Patient-derived xenograft (PDX) mouse models have become an essential part of the preclinical immuno-oncology toolbox. These models implant patient-derived tumor tissue into immunocompromised mice and facilitate preclinical studies that characterize tumor biology and anti-tumor responses mediated by adoptive cell therapies or novel immuno-oncology drugs. Here we highlight how PDX models are generated and used, and which applications are most suitable for this type of model.
PDX models were developed in the early 2000s to address the gap between predicted, promising therapeutic responses based on evaluation in tumor cell lines versus the reality of poor responses observed in clinical trials. The genomes of passaged tumor cell lines were shown to vary dramatically compared with the original specimens and were lacking the cellular heterogeneity associated with normal tumor tissue. The development of different immunocompromised mouse lines beyond nude mice, particularly severely compromised immune deficient (SCID), NOD-SCID, or recombination-activating gene (Rag)-deficient mice paved the way for PDX models. These immunocompromised models could tolerate transplantation with fragments of human tumors, which resulted in the growth of tumors with a heterogeneous cellular composition and phenotypic and genomic features that closely resembled the primary tumor. These models have different types of immune defects: Nude mice have a mutation that prevents thymus development and thus lack T cells, and SCID and Rag-deficient mice have different mutations that results in B and T cell deficiency. Nude mice have been used commonly for rapidly growing tumors, where as SCID and Rag mice are more typically used for slower growing tumors. These models are not completely immunodeficient, so they were considered less than ideal hosts for PDX fragments. In recent years, several immunodeficient strains have been developed that carry additional mutations in the IL-2 receptor gamma chain, for which NSG and NRG mice have emerged as the most used strains for PDX studies. PDX models have been most successful in modeling solid tumors, including brain, breast, colorectal, lung, melanoma, pancreatic and ovarian tumors. More recently, PDX models are being developed for hematological malignancies,.
Several areas of immuno-oncology research have directly benefited from PDX models. In terms of tumor biology, PDX models can be used for tumor microenvironment studies and biomarker profiling, as well as working out mechanisms of tumor initiation and growth and metastasis.
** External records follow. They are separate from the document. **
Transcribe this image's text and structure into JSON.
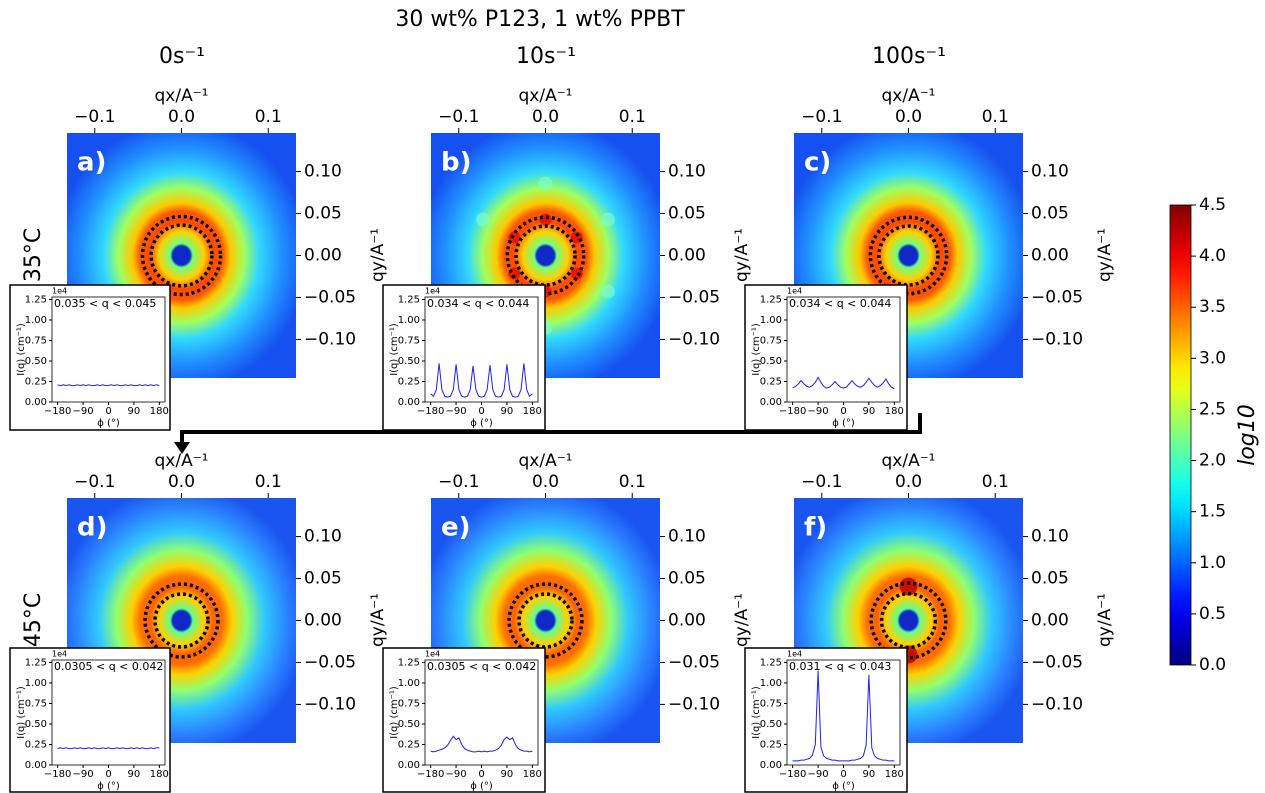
{
  "title": "30 wt% P123, 1 wt% PPBT",
  "columns": [
    "0s⁻¹",
    "10s⁻¹",
    "100s⁻¹"
  ],
  "rows": [
    "35°C",
    "45°C"
  ],
  "image_axes": {
    "xlabel": "qx/A⁻¹",
    "ylabel": "qy/A⁻¹",
    "xlim": [
      -0.132,
      0.132
    ],
    "ylim": [
      -0.146,
      0.146
    ],
    "xticks": [
      {
        "value": -0.1,
        "label": "−0.1"
      },
      {
        "value": 0,
        "label": "0.0"
      },
      0.1
    ],
    "yticks": [
      {
        "value": 0.1,
        "label": "0.10"
      },
      0.05,
      {
        "value": 0,
        "label": "0.00"
      },
      {
        "value": -0.05,
        "label": "−0.05"
      },
      {
        "value": -0.1,
        "label": "−0.10"
      }
    ]
  },
  "colorbar": {
    "label": "log10",
    "lim": [
      0,
      4.5
    ],
    "ticks": [
      {
        "value": 0,
        "label": "0.0"
      },
      0.5,
      {
        "value": 1,
        "label": "1.0"
      },
      1.5,
      {
        "value": 2,
        "label": "2.0"
      },
      2.5,
      {
        "value": 3,
        "label": "3.0"
      },
      3.5,
      {
        "value": 4,
        "label": "4.0"
      },
      4.5
    ]
  },
  "inset_axes": {
    "xlabel": "ϕ (°)",
    "ylabel": "I(q) (cm⁻¹)",
    "offset": "1e4",
    "xlim": [
      -200,
      200
    ],
    "ylim": [
      0,
      1.28
    ],
    "xticks": [
      {
        "value": -180,
        "label": "−180"
      },
      {
        "value": -90,
        "label": "−90"
      },
      0,
      90,
      180
    ],
    "yticks": [
      {
        "value": 0,
        "label": "0.00"
      },
      0.25,
      {
        "value": 0.5,
        "label": "0.50"
      },
      0.75,
      {
        "value": 1,
        "label": "1.00"
      },
      1.25
    ],
    "x": [
      -180,
      -170,
      -160,
      -150,
      -140,
      -130,
      -120,
      -110,
      -100,
      -90,
      -80,
      -70,
      -60,
      -50,
      -40,
      -30,
      -20,
      -10,
      0,
      10,
      20,
      30,
      40,
      50,
      60,
      70,
      80,
      90,
      100,
      110,
      120,
      130,
      140,
      150,
      160,
      170,
      180
    ]
  },
  "chart_data": [
    {
      "type": "line",
      "panel": "a)",
      "annotation": "0.035 < q < 0.045",
      "ring": [
        0.035,
        0.045
      ],
      "color": "#1f1fff",
      "values": [
        0.21,
        0.2,
        0.21,
        0.2,
        0.21,
        0.2,
        0.2,
        0.21,
        0.2,
        0.21,
        0.2,
        0.21,
        0.2,
        0.2,
        0.21,
        0.2,
        0.21,
        0.2,
        0.2,
        0.21,
        0.2,
        0.21,
        0.2,
        0.2,
        0.21,
        0.2,
        0.21,
        0.2,
        0.2,
        0.21,
        0.2,
        0.21,
        0.2,
        0.21,
        0.2,
        0.21,
        0.2
      ]
    },
    {
      "type": "line",
      "panel": "b)",
      "annotation": "0.034 < q < 0.044",
      "ring": [
        0.034,
        0.044
      ],
      "color": "#1f1fff",
      "values": [
        0.1,
        0.07,
        0.15,
        0.47,
        0.15,
        0.07,
        0.06,
        0.07,
        0.15,
        0.46,
        0.15,
        0.07,
        0.06,
        0.07,
        0.15,
        0.44,
        0.15,
        0.07,
        0.06,
        0.07,
        0.15,
        0.45,
        0.15,
        0.07,
        0.06,
        0.07,
        0.15,
        0.46,
        0.15,
        0.07,
        0.06,
        0.07,
        0.15,
        0.47,
        0.15,
        0.07,
        0.1
      ]
    },
    {
      "type": "line",
      "panel": "c)",
      "annotation": "0.034 < q < 0.044",
      "ring": [
        0.034,
        0.044
      ],
      "color": "#1f1fff",
      "values": [
        0.17,
        0.19,
        0.22,
        0.26,
        0.22,
        0.19,
        0.18,
        0.2,
        0.24,
        0.3,
        0.24,
        0.19,
        0.17,
        0.18,
        0.21,
        0.25,
        0.21,
        0.18,
        0.17,
        0.18,
        0.22,
        0.26,
        0.22,
        0.19,
        0.18,
        0.2,
        0.24,
        0.29,
        0.24,
        0.2,
        0.18,
        0.2,
        0.23,
        0.28,
        0.22,
        0.18,
        0.16
      ]
    },
    {
      "type": "line",
      "panel": "d)",
      "annotation": "0.0305 < q < 0.042",
      "ring": [
        0.0305,
        0.042
      ],
      "color": "#1f1fff",
      "values": [
        0.2,
        0.21,
        0.2,
        0.21,
        0.2,
        0.2,
        0.21,
        0.2,
        0.21,
        0.2,
        0.2,
        0.21,
        0.2,
        0.21,
        0.2,
        0.2,
        0.21,
        0.2,
        0.21,
        0.2,
        0.2,
        0.21,
        0.2,
        0.21,
        0.2,
        0.2,
        0.21,
        0.2,
        0.21,
        0.2,
        0.21,
        0.2,
        0.2,
        0.21,
        0.2,
        0.21,
        0.21
      ]
    },
    {
      "type": "line",
      "panel": "e)",
      "annotation": "0.0305 < q < 0.042",
      "ring": [
        0.0305,
        0.042
      ],
      "color": "#1f1fff",
      "values": [
        0.17,
        0.16,
        0.17,
        0.18,
        0.19,
        0.21,
        0.24,
        0.3,
        0.35,
        0.31,
        0.33,
        0.25,
        0.2,
        0.18,
        0.17,
        0.16,
        0.16,
        0.17,
        0.16,
        0.17,
        0.16,
        0.17,
        0.17,
        0.18,
        0.2,
        0.24,
        0.31,
        0.34,
        0.31,
        0.33,
        0.25,
        0.2,
        0.18,
        0.17,
        0.17,
        0.16,
        0.17
      ]
    },
    {
      "type": "line",
      "panel": "f)",
      "annotation": "0.031 < q < 0.043",
      "ring": [
        0.031,
        0.043
      ],
      "color": "#1f1fff",
      "values": [
        0.05,
        0.05,
        0.05,
        0.06,
        0.06,
        0.07,
        0.08,
        0.12,
        0.25,
        1.15,
        0.22,
        0.11,
        0.08,
        0.07,
        0.06,
        0.06,
        0.05,
        0.05,
        0.05,
        0.05,
        0.05,
        0.06,
        0.06,
        0.07,
        0.08,
        0.11,
        0.24,
        1.1,
        0.21,
        0.11,
        0.08,
        0.07,
        0.06,
        0.06,
        0.05,
        0.05,
        0.05
      ]
    }
  ]
}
Preclinical drug studies have been transformed by PDX models, as they have facilitated the screening of new drugs with respect to tumor genotype and have also provided a strategy for screening drug resistance. Adoptive cell therapies have also been evaluated in PDX models, although evaluation of other immunotherapies is more limited given that these studies are best done in models with intact immune systems, particularly humanized mice.
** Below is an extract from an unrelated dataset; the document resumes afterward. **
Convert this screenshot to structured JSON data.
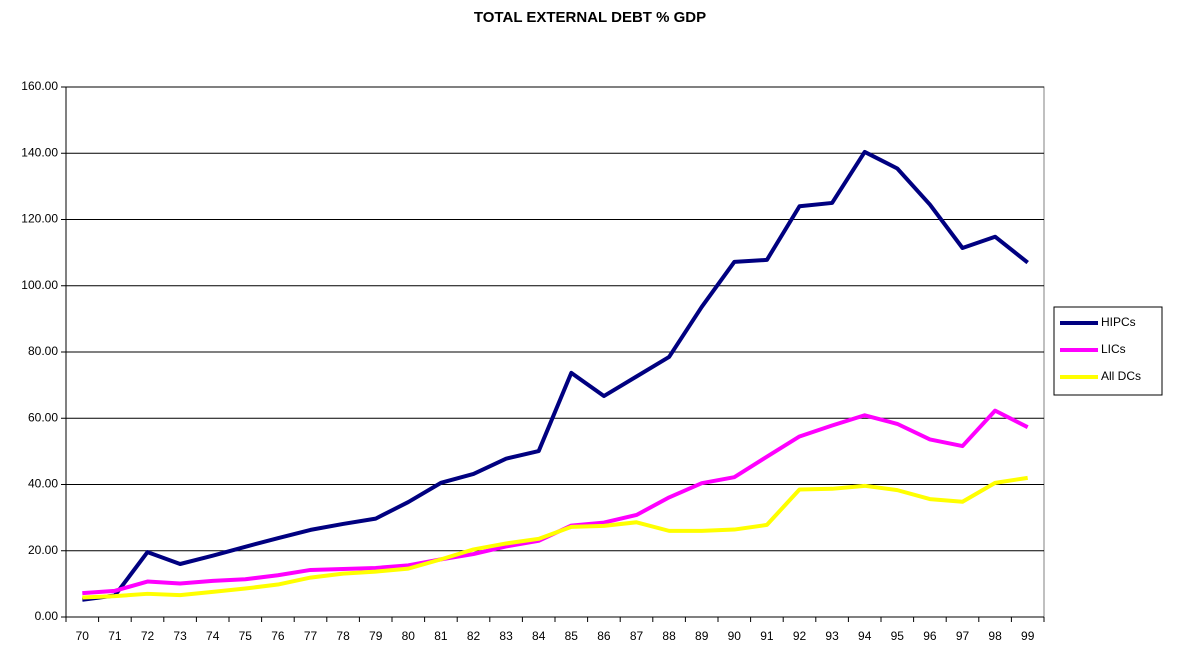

The promising trends in personalized cancer therapies suggest that PDX mice will continue to be a critical tool for preclinical, and even diagnostic studies. PDX models can be challenging to develop, especially given the variables associated with patient tumor specimens. Most investigators prefer to work with experts in PDX models to assure that valuable patient tumor tissue samples are used correctly, and the resulting data can be used toward advancing research studies.